- Theatrical release poster
- Directed by: Rachakonda Vidyasagar
- Written by: Avasarala Srinivas
- Produced by: Sirish Yeduguru Rajeev Reddy Jagarlamudi Sai Babu
- Starring: Avasarala Srinivas; Ruhani Sharma;
- Cinematography: Raam Reddy
- Edited by: Kiran Ganti
- Music by: Shakthikanth Karthick
- Production companies: Sri Venkateswara Creations First Frame Entertainments
- Release date: 3 September 2021;
- Country: India
- Language: Telugu

= Nootokka Jillala Andagadu =

Nootokka Jillala Andagadu is a 2021 Indian Telugu-language comedy drama film directed by Rachakonda Vidyasagar. It is written by Avasarala Srinivas who stars alongside Ruhani Sharma. The film is produced by Sri Venkateswara Creations and First Frame Entertainments. Movie loosely based Ondu Motteya Kathe. The plot follows Gotti Surya Narayana (Avasarala), a 37-year old bachelor with a bald head. Principal photography of the film started in 2019 but its production and release were delayed due to the COVID-19 pandemic. It was released on 3 September 2021.

== Plot ==

An unmarried young man named Gotti Surya Narayana "GSN" manages his premature baldness by wearing a wig.

== Cast ==

- Avasarala Srinivas as Gotti Surya Narayana "GSN"
- Ruhani Sharma as Anjali
- Rohini as GSN's mother
- Krishna Bhagavaan as God
- Sivannarayana Naripeddi as Anjali's Father
- Rocket Raghava
- Abhishek Maharshi
- Siddharth Gollapudi

== Production ==
The film was officially launched in October 2019 in Hyderabad with a traditional pooja ceremony. Production began in the end of 2019 but was halted due to the COVID-19 pandemic. Shooting resumed in September 2020, following the ease of the COVID-19 lockdown in India. Avasarala plays Gotti Surya Narayana, a 37-year old bachelor who has a bald head. Ruhani Sharma plays his love interest. The makers have denied the speculations that the film was a remake of the Hindi film Bala (2019), stating it was conceived before the latter's release. The film is presented by Dil Raju and Krish Jagarlamudi.

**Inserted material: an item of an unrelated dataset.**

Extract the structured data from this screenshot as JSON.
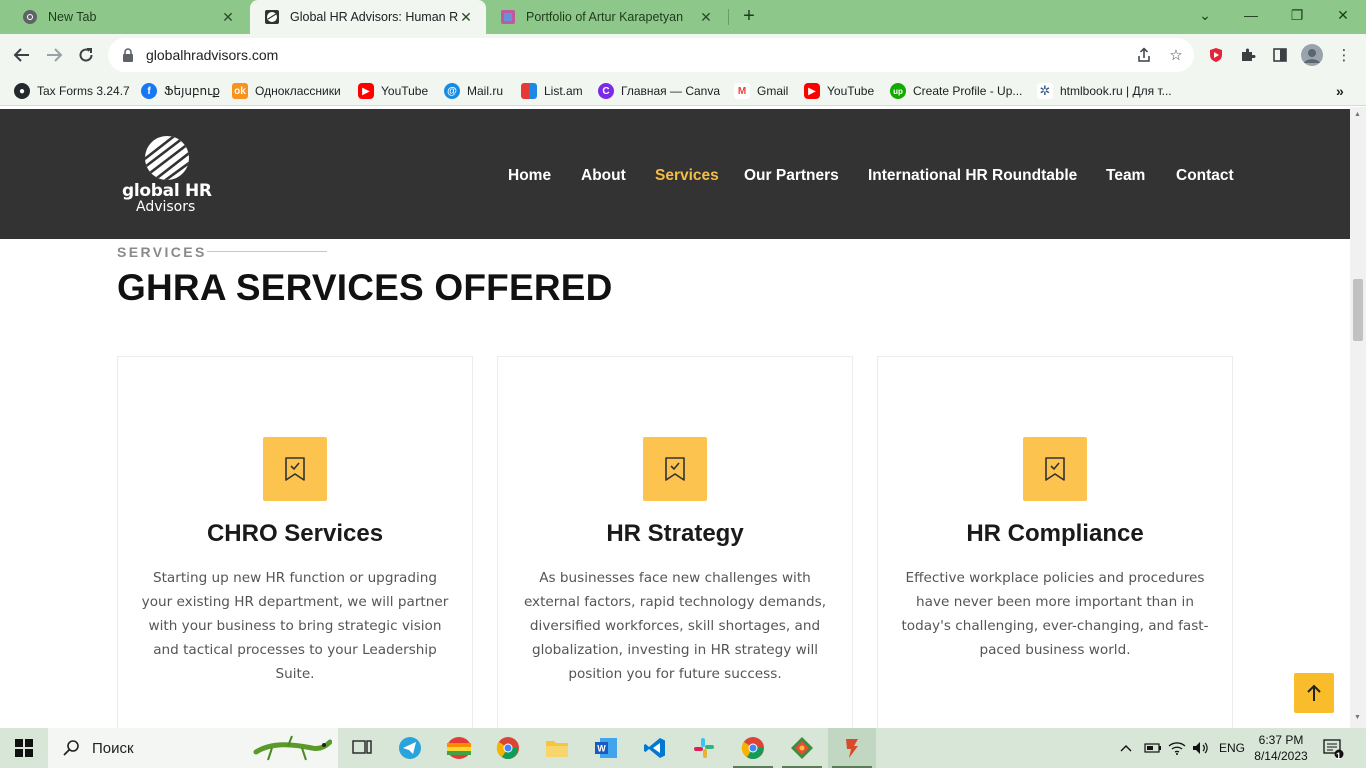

The film's title Nootokka Jillala Andagadu is adapted from actor Nutan Prasad's catchphrase from Chali Cheemalu (1978).

== Soundtrack ==

The film has score and soundtrack composed by Shakthikanth Karthick and was released on Mango Music. The first single "Nootokka Jillala Andagadu" was released in April 2021, which featured lyrics written by Bhaskarabhatla and vocals by Simha. The soundtrack album consists of five singles.

Track-List
| No. | Title | Lyrics | Singer(s) | Length |
|---|---|---|---|---|
| 1. | "Nootokka Jillala Andagadu" | Bhaskarabhatla | Simha |  |
| 2. | "Naa Girlfrienduu" | Bhaskarabhatla | Anudeep Dev |  |
| 3. | "Manasa Vinava" | Bhaskarabhatla | Sreeram Chandra, Dhanya Balakrishna |  |
| 4. | "Alasina Sanchari" | Sree Vishwa | Hemachandra |  |
| 5. | "Nootokka Jillala Andagadu (Disco Reprise)" | Bhaskarabhatla | Prudhvi Chandra |  |
| Total length: |  |  |  | 17:07 |

== Release ==
The film was initially scheduled for release on 7 May 2021. It was later pushed to 27 August, and subsequently 3 September 2021. A pre-release event was conducted on 30 August 2021.

== Reception ==
Sangeetha Devi Dundoo of The Hindu wrote that: "Nootokka… is well intentioned and handles issues with sensitivity. But it doesn’t have the spark with which Avasarala wrote Oohalu Gusagusalade and Jo Atchyutananda." Dundoo appreciated the performances of Avasarala, Sharma and Rohini, and opined that the latter was capable of making a difference in crucial scenes. The Times of India critic Sravan Vanaparthy rated the film 3/5 and wrote: "Nootokka Jillala Andagadu is a popcorn entertainer with a message to convey about body shaming."

Anji Shetty of Sakshi praised the performances of Avasarala and Sharma, and opined that humour and emotions were main drivers of the film. Shetty, however, felt that routine story and climax have let down the film. A reviewer from Eenadu also echoed the same, writing that director Vidyasagar's flat narration style could not carry the screenplay and emotion properly. Namasthe Telangana critic lauded the novel attempt by the makers but felt that screenplay was not convincing enough.

Suresh Rachamalla of News18 Telugu, on the other hand, stated that the writing, direction and performances have done justice for the film. Samayam Telugu reviewer Sekher Kusuma also wrote that the screenplay was gripping and entertaining, while also appreciating the music and choreography.